Puukohola Heiau

Above Spencer Beach is the Puukohola Heiau, a historic temple built by King Kamahameha I in the 1790s.  It was constructed to fulfill a prophesy by wise men (Kahunas) to finally end the perpetual tribal wars in the islands.  Heiaus take on many shapes and forms, from simple stone markers and fishing shrines to massive platforms for rituals with human sacrifice.  

The larger heiaus were restricted for high priests and chiefs, so the public visits are prohibited except on special occasions. Today these places of worship are protected as a national treasure to preserve the Hawaiian heritage.

Petroglyphs (kii pohaku) are the rock carvings etched into lava stone centuries ago by native Hawaiians. Although the significance of petroglyphs are uncertain it's believed they're accounts of significant family and tribal events.  The carvings tend to show human figures, canoes, turtles, fish, game, and other plain figures.  They're found in many lava fields throughout the Island, especially where lava deposits are extensive and smooth.

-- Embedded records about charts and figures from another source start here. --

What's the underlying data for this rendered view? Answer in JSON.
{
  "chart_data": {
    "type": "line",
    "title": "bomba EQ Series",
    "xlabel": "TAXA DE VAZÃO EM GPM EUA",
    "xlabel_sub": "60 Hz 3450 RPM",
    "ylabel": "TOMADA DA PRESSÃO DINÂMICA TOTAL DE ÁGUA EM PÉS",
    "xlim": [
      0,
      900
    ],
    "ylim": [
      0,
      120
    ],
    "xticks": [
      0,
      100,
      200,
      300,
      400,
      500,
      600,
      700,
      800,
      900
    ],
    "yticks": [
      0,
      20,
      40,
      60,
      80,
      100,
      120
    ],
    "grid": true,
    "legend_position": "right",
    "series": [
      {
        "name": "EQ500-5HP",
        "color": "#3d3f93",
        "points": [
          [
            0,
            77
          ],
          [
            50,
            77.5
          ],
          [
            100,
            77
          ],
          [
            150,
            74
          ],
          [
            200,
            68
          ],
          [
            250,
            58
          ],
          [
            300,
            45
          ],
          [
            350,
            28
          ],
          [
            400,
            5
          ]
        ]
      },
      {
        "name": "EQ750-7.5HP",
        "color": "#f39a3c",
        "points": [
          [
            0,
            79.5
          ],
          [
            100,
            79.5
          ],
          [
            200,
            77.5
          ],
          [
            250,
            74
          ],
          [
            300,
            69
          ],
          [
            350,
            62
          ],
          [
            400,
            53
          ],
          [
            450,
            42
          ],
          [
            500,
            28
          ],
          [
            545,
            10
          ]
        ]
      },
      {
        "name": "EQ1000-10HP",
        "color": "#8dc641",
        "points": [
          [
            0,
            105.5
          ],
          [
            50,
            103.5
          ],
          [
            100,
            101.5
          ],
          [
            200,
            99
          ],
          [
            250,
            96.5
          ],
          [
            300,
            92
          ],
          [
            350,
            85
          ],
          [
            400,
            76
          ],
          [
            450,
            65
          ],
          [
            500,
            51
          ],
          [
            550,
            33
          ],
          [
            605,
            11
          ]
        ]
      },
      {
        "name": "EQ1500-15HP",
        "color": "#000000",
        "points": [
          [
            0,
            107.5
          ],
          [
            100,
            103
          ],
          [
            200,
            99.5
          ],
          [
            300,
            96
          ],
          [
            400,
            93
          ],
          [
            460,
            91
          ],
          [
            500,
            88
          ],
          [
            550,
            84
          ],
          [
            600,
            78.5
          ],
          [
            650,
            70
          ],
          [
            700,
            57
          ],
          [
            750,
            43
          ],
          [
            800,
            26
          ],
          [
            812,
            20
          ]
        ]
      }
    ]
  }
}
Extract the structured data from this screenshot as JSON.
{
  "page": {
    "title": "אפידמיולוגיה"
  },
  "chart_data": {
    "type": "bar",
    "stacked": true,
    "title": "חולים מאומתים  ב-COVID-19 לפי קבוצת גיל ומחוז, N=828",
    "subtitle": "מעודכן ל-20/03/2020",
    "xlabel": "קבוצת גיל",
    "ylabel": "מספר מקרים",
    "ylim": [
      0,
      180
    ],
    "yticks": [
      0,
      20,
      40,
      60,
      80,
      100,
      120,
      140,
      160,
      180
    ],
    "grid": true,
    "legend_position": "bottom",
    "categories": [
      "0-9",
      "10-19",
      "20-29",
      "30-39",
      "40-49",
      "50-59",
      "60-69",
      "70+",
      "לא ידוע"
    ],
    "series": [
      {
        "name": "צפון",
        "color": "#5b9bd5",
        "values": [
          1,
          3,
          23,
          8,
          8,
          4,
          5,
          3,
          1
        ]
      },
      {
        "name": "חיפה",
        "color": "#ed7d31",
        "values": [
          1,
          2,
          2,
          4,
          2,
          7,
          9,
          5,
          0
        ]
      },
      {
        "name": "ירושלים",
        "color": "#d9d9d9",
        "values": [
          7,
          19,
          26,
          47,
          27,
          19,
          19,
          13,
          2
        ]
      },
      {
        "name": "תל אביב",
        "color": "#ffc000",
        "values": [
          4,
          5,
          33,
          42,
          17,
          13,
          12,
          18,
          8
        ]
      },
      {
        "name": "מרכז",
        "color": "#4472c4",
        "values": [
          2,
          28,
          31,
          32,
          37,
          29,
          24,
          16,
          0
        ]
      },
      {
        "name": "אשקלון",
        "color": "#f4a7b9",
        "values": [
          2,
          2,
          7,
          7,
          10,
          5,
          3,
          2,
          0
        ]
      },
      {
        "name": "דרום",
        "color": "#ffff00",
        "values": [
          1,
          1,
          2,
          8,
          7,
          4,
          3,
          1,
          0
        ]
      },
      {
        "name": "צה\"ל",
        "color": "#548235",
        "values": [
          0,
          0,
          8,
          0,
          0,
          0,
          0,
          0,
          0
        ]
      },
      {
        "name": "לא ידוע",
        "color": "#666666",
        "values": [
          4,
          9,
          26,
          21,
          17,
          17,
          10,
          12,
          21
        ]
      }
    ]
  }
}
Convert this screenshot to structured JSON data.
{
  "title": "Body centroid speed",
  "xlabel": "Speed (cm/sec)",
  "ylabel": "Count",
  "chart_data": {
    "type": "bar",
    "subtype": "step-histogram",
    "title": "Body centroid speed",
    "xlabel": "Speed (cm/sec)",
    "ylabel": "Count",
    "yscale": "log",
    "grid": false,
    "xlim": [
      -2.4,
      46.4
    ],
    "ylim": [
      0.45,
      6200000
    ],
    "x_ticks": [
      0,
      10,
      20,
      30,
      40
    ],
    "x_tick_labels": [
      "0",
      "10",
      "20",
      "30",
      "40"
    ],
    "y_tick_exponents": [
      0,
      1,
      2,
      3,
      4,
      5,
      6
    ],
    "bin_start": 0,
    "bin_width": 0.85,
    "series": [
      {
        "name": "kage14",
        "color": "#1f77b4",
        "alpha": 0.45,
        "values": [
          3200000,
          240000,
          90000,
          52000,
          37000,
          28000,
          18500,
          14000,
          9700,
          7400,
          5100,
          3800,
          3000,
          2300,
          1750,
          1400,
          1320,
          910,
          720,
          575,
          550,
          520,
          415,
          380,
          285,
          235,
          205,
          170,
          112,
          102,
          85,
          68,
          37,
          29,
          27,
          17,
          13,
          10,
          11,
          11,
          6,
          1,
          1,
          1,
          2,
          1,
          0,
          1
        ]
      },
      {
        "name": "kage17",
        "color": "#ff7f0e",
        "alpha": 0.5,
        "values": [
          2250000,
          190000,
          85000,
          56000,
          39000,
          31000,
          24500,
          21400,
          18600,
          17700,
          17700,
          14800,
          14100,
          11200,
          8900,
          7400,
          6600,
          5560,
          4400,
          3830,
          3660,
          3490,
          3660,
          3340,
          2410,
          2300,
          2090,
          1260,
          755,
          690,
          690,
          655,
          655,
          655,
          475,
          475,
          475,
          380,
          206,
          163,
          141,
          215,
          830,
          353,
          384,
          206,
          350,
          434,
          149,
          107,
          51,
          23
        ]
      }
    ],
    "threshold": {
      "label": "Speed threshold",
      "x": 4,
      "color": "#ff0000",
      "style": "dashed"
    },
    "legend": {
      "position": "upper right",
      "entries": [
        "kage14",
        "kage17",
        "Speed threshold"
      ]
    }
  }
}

The Puako Petroglyph Archaeological Preserve features a short trail marked with signs and interpretive information. The trail meanders through several smooth lava flows, and  along the route are collections of petroglyph carvings called "images in stone." They're  crude and roughly drawn, probably due to the primitive tools available - stone on stone.

Families were important and represented by the numerous figures of people, relatives, chiefs, dancers, and paddlers. Other glyphs show everyday life including turtles, dogs, birds, fish, tools, boats and mystical symbols. At the end of the trail was a large field with hundreds of carvings.